I was also honoured to collaborate with my late friend, Charlie Erswell, a gunner on the destroyers HMS Milne and HMS Savage, who sailed on eight Arctic convoys, in writing his wartime memoir. This was published by Pen & Sword in June 2021 and is entitled ‘Surviving the Arctic Convoys – The Wartime Memoir of Leading Seaman Charlie Erswell’.
I have also written a book on the convoy PQ18 which I am hoping to publish in 2023.
For more information on my writing please take a look at my website www.johnrmckay.com or my Aspects of History author platform.

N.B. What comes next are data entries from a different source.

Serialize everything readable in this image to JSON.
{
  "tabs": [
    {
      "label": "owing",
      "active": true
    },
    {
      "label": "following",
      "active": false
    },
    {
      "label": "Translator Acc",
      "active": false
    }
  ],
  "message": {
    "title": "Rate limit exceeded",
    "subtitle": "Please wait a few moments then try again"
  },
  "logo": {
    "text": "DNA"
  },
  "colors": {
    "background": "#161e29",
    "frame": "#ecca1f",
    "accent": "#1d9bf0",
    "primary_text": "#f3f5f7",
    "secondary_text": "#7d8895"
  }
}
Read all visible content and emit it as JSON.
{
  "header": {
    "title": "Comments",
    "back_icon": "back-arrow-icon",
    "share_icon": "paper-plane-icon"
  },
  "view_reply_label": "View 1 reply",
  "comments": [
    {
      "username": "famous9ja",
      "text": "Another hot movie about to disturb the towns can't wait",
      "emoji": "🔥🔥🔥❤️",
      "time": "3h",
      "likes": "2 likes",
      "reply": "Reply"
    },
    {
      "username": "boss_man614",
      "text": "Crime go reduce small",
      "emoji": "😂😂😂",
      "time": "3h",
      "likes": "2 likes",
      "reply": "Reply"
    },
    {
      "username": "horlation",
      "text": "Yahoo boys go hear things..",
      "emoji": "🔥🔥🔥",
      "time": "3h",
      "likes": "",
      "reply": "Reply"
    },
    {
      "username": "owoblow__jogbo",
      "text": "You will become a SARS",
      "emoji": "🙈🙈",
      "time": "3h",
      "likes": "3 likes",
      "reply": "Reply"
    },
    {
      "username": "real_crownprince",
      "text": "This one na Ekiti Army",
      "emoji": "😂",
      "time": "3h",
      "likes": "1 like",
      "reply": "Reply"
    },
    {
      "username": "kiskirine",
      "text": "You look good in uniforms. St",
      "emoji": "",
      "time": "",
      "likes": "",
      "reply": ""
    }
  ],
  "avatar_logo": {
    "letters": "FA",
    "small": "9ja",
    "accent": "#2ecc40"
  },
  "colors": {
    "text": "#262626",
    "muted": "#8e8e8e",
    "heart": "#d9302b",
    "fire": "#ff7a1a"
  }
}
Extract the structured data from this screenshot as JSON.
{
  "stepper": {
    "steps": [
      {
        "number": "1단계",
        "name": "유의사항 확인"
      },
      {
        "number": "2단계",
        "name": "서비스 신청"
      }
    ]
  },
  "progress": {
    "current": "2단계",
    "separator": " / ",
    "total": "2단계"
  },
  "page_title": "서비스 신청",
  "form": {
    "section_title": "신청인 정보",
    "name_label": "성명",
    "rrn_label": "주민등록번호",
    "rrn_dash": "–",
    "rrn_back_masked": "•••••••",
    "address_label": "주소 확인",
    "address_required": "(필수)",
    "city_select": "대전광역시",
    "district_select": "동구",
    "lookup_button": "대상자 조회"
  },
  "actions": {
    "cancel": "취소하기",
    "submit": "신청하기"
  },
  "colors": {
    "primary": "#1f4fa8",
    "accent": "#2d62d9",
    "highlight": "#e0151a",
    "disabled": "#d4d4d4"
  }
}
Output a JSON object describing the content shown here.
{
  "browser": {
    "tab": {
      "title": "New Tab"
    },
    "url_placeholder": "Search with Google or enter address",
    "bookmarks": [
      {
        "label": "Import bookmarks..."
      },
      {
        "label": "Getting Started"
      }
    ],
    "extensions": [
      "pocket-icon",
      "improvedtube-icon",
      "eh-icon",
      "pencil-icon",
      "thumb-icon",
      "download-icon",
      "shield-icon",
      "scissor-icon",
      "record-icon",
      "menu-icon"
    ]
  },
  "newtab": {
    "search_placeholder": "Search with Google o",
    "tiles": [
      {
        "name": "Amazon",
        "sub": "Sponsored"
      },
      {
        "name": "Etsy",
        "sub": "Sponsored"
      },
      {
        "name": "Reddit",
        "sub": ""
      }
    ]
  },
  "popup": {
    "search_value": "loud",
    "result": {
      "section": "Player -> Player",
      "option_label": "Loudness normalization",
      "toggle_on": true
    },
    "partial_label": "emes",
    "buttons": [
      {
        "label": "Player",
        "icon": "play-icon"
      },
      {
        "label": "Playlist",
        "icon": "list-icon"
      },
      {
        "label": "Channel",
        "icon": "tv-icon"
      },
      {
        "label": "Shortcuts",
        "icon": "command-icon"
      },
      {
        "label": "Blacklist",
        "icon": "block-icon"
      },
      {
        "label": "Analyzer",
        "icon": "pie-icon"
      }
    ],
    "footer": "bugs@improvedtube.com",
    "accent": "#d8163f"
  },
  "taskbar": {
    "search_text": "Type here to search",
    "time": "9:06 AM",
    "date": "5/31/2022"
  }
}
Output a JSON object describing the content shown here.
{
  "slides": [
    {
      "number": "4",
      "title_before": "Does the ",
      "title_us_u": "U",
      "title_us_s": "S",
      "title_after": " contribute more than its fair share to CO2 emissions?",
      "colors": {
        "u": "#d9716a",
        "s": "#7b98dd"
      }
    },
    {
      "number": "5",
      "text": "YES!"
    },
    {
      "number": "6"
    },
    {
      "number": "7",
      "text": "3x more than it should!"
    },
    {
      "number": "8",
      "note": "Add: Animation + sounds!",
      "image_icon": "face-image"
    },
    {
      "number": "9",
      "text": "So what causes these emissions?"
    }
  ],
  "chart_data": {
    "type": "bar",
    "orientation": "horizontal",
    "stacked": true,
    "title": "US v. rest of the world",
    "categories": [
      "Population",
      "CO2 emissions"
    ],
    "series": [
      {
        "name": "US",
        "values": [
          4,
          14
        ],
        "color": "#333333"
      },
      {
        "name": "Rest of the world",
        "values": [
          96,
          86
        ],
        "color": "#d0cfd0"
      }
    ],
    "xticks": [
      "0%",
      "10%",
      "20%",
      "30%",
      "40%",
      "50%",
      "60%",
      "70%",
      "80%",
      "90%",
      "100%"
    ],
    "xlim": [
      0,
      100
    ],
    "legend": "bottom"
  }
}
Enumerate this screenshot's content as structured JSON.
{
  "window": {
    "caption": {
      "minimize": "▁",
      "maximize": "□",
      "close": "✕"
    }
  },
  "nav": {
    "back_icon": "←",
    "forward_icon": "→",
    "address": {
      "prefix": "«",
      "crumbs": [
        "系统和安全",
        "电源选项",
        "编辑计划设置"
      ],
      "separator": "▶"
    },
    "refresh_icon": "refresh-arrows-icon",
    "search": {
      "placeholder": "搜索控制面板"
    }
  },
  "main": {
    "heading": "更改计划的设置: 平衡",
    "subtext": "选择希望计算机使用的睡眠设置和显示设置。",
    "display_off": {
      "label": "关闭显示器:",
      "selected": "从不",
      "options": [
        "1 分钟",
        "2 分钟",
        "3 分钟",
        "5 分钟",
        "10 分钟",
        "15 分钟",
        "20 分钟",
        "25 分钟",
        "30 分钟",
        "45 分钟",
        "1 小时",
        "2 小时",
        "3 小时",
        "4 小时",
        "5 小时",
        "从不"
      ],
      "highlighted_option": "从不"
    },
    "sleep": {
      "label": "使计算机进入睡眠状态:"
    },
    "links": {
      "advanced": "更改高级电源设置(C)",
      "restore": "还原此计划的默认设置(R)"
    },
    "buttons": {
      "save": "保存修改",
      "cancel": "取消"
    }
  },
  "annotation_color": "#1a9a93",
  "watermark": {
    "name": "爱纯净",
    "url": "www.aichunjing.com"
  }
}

You normally don’t think about the struggles made behind the scenes but there are so many that accured during the war. Those women and men that fought through those times in the shadows are every bit a hero. Thanks for their service.
I think the first official Soviet acknowledgement of the Artic Convoys was in the 1977 Helsinki accords. A neighbour of my mother in South Australia recieved a medal in the late ’70’s from their embassy in Canberra. Well before anything from the British.
Unfortunately a number of the facts included in this article are not correct but to be fair have been widely publicised in print and visual media and recycled across a wide number of websites.
Although 78 Convoy Identification Codes were issued only 75 supply convoys sailed: 40 to North Russia, 35 return, not 78. (PQ.9 and PQ.19 were combined and JW/RA.61A related to forced repatriation of Russian ex POWs).
The number of sailings i.e passage by individual merchant ships, was 1,503; 806 eastbound and 697 westbound excluding losses, returns and diversions.
The number of merchant ships and naval auxiliaries lost on passage to and from, or in North Russia was 103.
The number of RN warships lost was 21, not 16, i.e 2 cruisers, 6 destroyers, 2 frigates, 2 corvettes, 3 sloops, 4 minesweepers and 2 armed whalers. A further 3 Allied warships were also lost.
1 Carrier, 1 cruiser and 3 destroyers were seriously damaged.
The number of Allied sailors MN, RN and USN Armed Guard/UK DEMS killed or MPK was around 3,500. A number of civilian passengers were also lost.
The number of individual merchant ships involved (including Operation FB) was 527. 100 of these (excluding naval auxiliaries) were sunk, wrecked, or damaged beyond repair, giving a loss rate of just over one in five, or just under 19%. Official Government statements based on 1,503 sailings – see below, claimed ninety-four per cent of shipments arrived safely, (giving a loss rate of 6%), sadly and significantly misrepresented the true human and material cost.
Other inaccuracies include the fact that a number of luftwaffe junkers 88 squadrons were operating and attacking all the convoys up until late February of 1945. Operating from Banak and Barfufoss and other airdromes they participated in multiple attacks to be met from wildcat squadrons from carriers like Nairana. Campanula and Vindex. 835 Squadron was particularly skilled and had victories not just in driving off attacks but also in shooting down 88s. At least five of those pilots were awarded DSCs
The caption relating to a torpedo exploding in an arctic convoy taken from Wikimedia is incorrect. The official description in British and Australian Official Archives reads:
Barents Sea. 1942-09-14. A bomb from a Junkers 88 aircraft explodes at 1.30pm, close alongside Hunt class destroyer HMS Wheatland as Tribal Class destroyer HMS Eskimo speeds between convoy lanes.
The description attributed to a torpedo explosion is unfortunately incorrect. The description in British and Australian Official Archives reads:
Barents Sea. 1942-09-14. A bomb from a Junkers 88 aircraft explodes at 1.30pm, close alongside Hunt class destroyer HMS Wheatland as Tribal Class destroyer HMS Eskimo speeds between convoy lanes.
I read the artic convoys for merchant ships/crews during the worst 2 years of the war were 3 times more lethal than the Atlantic convoys, but the Mediterranean convoys were 17 times more lethal?